Ed è di nuovo Natale. Per ricordarci la nobiltà della nostra esistenza, la graziosità del corpo, ciò che dobbiamo guardare e adorare. Natale è lo spartiacque della storia di ognuno di noi: c’è chi entra nella gioia e chi si turba.
Entra nella gioia chi ha consumato tutte le forze per cercare Dio e ora trova finalmente il meritato riposo godendosi attimi infiniti di pienezza di senso. Sono coloro che si mettono a disposizione senza imporre la presenza, coloro che fanno quotidianamente i conti con la propria fragilità, coloro che sono contenti di scoprirsi piccola parte di un progetto infinitamente grande, coloro che vivono la coerenza al proprio cuore come unico criterio di giudizio, coloro che sanno che si esiste veramente se amati gratuitamente e non hanno vergogna di lasciarsi identificare come cercatori di senso, mendicanti di amore. Come Dio.

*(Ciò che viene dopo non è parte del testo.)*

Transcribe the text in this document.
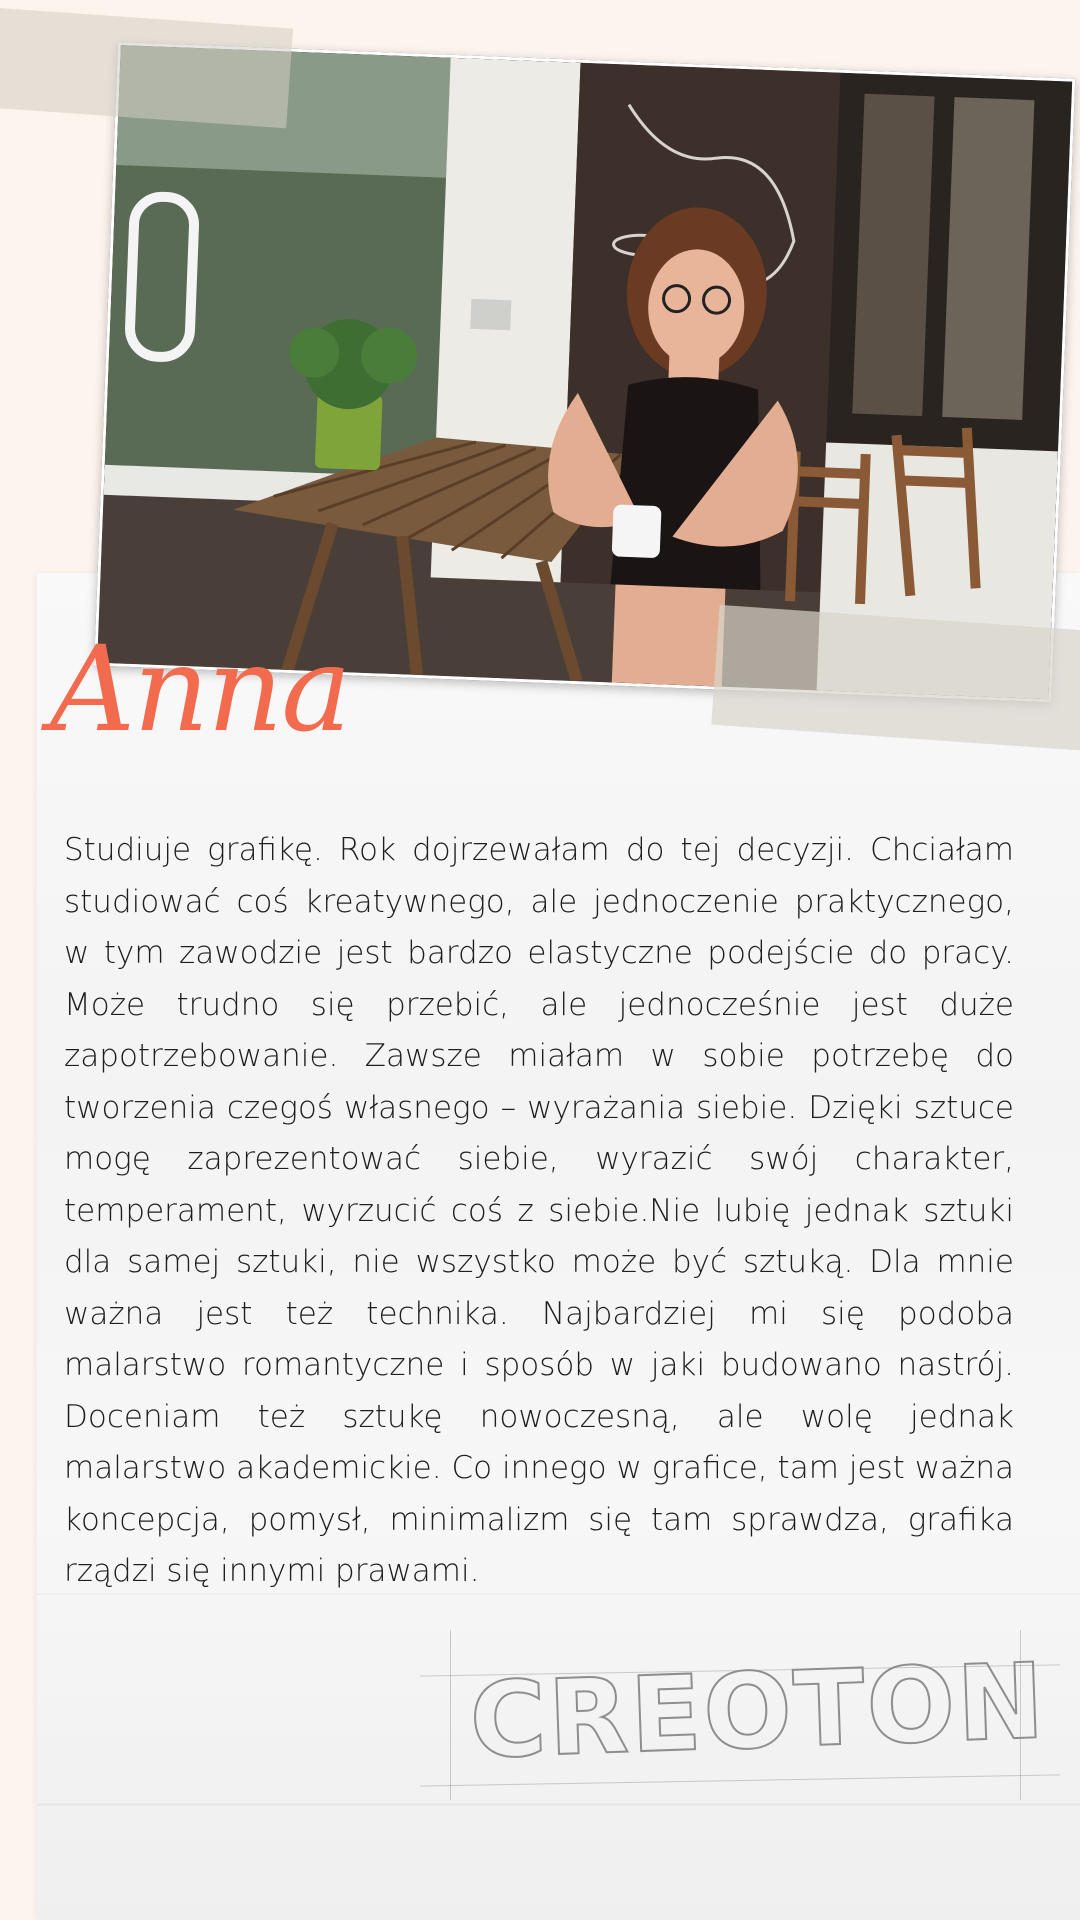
Anna
Studiuje grafikę. Rok dojrzewałam do tej decyzji. Chciałam studiować coś kreatywnego, ale jednoczenie praktycznego, w tym zawodzie jest bardzo elastyczne podejście do pracy. Może trudno się przebić, ale jednocześnie jest duże zapotrzebowanie. Zawsze miałam w sobie potrzebę do tworzenia czegoś własnego – wyrażania siebie. Dzięki sztuce mogę zaprezentować siebie, wyrazić swój charakter, temperament, wyrzucić coś z siebie.Nie lubię jednak sztuki dla samej sztuki, nie wszystko może być sztuką. Dla mnie ważna jest też technika. Najbardziej mi się podoba malarstwo romantyczne i sposób w jaki budowano nastrój. Doceniam też sztukę nowoczesną, ale wolę jednak malarstwo akademickie. Co innego w grafice, tam jest ważna koncepcja, pomysł, minimalizm się tam sprawdza, grafika rządzi się innymi prawami.
CREOTON
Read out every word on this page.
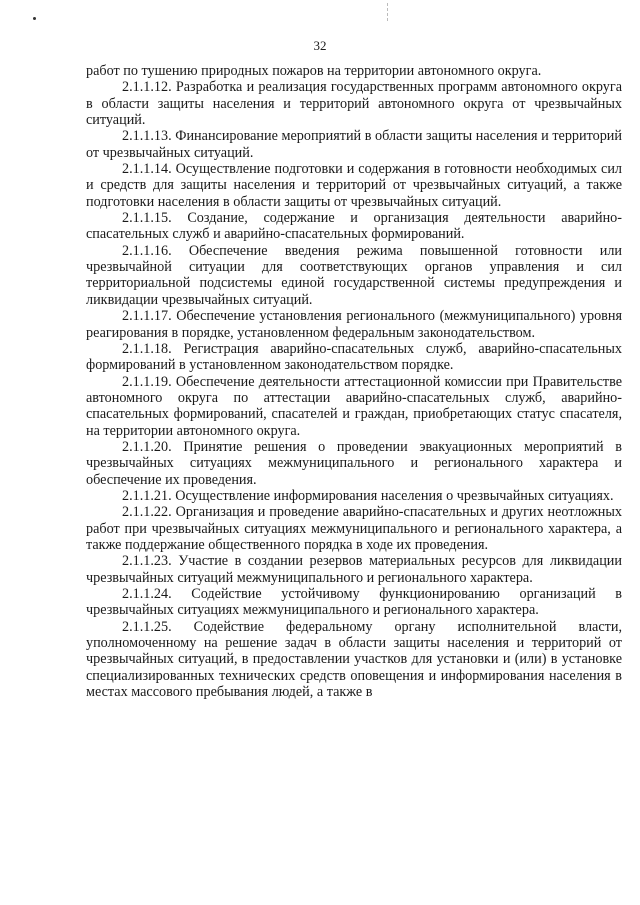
32

работ по тушению природных пожаров на территории автономного округа.

2.1.1.12. Разработка и реализация государственных программ автономного округа в области защиты населения и территорий автономного округа от чрезвычайных ситуаций.

2.1.1.13. Финансирование мероприятий в области защиты населения и территорий от чрезвычайных ситуаций.

2.1.1.14. Осуществление подготовки и содержания в готовности необходимых сил и средств для защиты населения и территорий от чрезвычайных ситуаций, а также подготовки населения в области защиты от чрезвычайных ситуаций.

2.1.1.15. Создание, содержание и организация деятельности аварийно-спасательных служб и аварийно-спасательных формирований.

2.1.1.16. Обеспечение введения режима повышенной готовности или чрезвычайной ситуации для соответствующих органов управления и сил территориальной подсистемы единой государственной системы предупреждения и ликвидации чрезвычайных ситуаций.

2.1.1.17. Обеспечение установления регионального (межмуниципального) уровня реагирования в порядке, установленном федеральным законодательством.

2.1.1.18. Регистрация аварийно-спасательных служб, аварийно-спасательных формирований в установленном законодательством порядке.

2.1.1.19. Обеспечение деятельности аттестационной комиссии при Правительстве автономного округа по аттестации аварийно-спасательных служб, аварийно-спасательных формирований, спасателей и граждан, приобретающих статус спасателя, на территории автономного округа.

2.1.1.20. Принятие решения о проведении эвакуационных мероприятий в чрезвычайных ситуациях межмуниципального и регионального характера и обеспечение их проведения.

2.1.1.21. Осуществление информирования населения о чрезвычайных ситуациях.

2.1.1.22. Организация и проведение аварийно-спасательных и других неотложных работ при чрезвычайных ситуациях межмуниципального и регионального характера, а также поддержание общественного порядка в ходе их проведения.

2.1.1.23. Участие в создании резервов материальных ресурсов для ликвидации чрезвычайных ситуаций межмуниципального и регионального характера.

2.1.1.24. Содействие устойчивому функционированию организаций в чрезвычайных ситуациях межмуниципального и регионального характера.

2.1.1.25. Содействие федеральному органу исполнительной власти, уполномоченному на решение задач в области защиты населения и территорий от чрезвычайных ситуаций, в предоставлении участков для установки и (или) в установке специализированных технических средств оповещения и информирования населения в местах массового пребывания людей, а также в
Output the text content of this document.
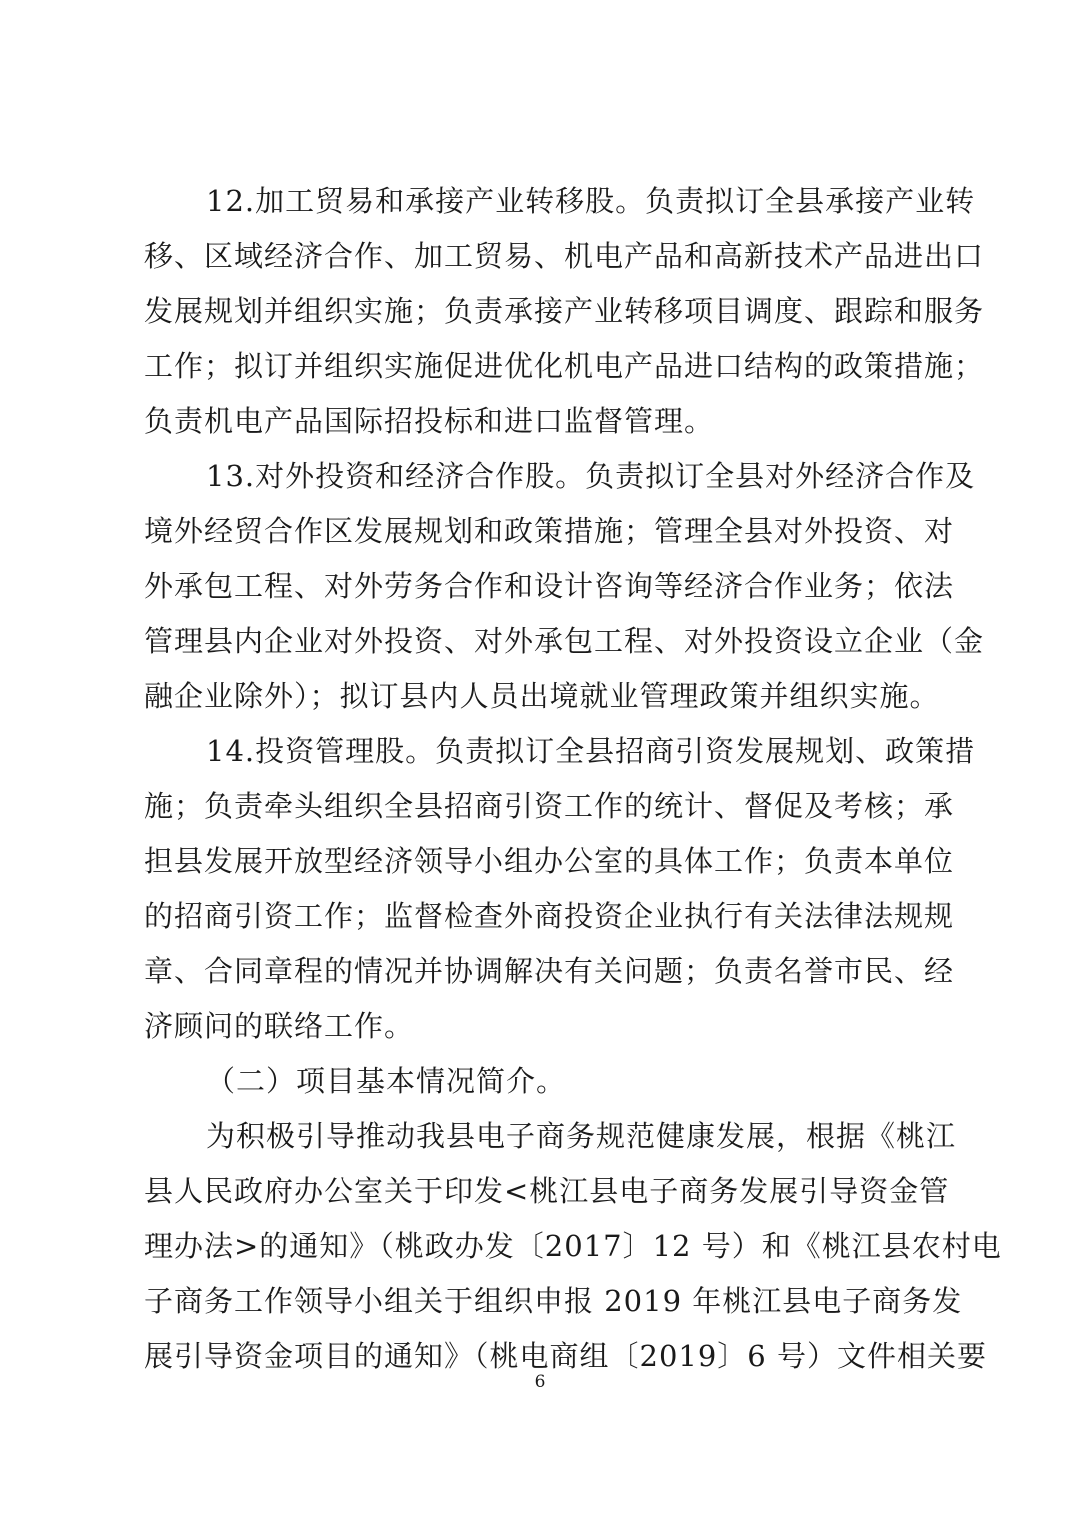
12.加工贸易和承接产业转移股。负责拟订全县承接产业转
移、区域经济合作、加工贸易、机电产品和高新技术产品进出口
发展规划并组织实施；负责承接产业转移项目调度、跟踪和服务
工作；拟订并组织实施促进优化机电产品进口结构的政策措施；
负责机电产品国际招投标和进口监督管理。
13.对外投资和经济合作股。负责拟订全县对外经济合作及
境外经贸合作区发展规划和政策措施；管理全县对外投资、对
外承包工程、对外劳务合作和设计咨询等经济合作业务；依法
管理县内企业对外投资、对外承包工程、对外投资设立企业（金
融企业除外）；拟订县内人员出境就业管理政策并组织实施。
14.投资管理股。负责拟订全县招商引资发展规划、政策措
施；负责牵头组织全县招商引资工作的统计、督促及考核；承
担县发展开放型经济领导小组办公室的具体工作；负责本单位
的招商引资工作；监督检查外商投资企业执行有关法律法规规
章、合同章程的情况并协调解决有关问题；负责名誉市民、经
济顾问的联络工作。
（二）项目基本情况简介。
为积极引导推动我县电子商务规范健康发展，根据《桃江
县人民政府办公室关于印发<桃江县电子商务发展引导资金管
理办法>的通知》（桃政办发〔2017〕12 号）和《桃江县农村电
子商务工作领导小组关于组织申报 2019 年桃江县电子商务发
展引导资金项目的通知》（桃电商组〔2019〕6 号）文件相关要
6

Siamo come siamo guardati. E cerchiamo sempre uno sguardo capace di restituirci ciò che desideriamo essere. E guardando il corpo di Gesù ci sentiamo avvolgere dal grido silenzioso di un Dio che ringrazia perché l’abbiamo cercato abbandonando il richiamo dei nostri interessi e delle nostre priorità, perché gli abbiamo fatto compagnia amando non cose o pensieri, ma la polvere di terra di un’umanità che è via al Cielo.
Auguri di cuore a quanti guardando al bambino Gesù scoprono la bellezza del potergli offrire un dono ogni qualvolta il corpo del prossimo viene nobilitato dalla nostra attenzione e premura. Auguri a quanti si sforzano di essere umani portando così a compimento il sogno di Dio su ogni vivente.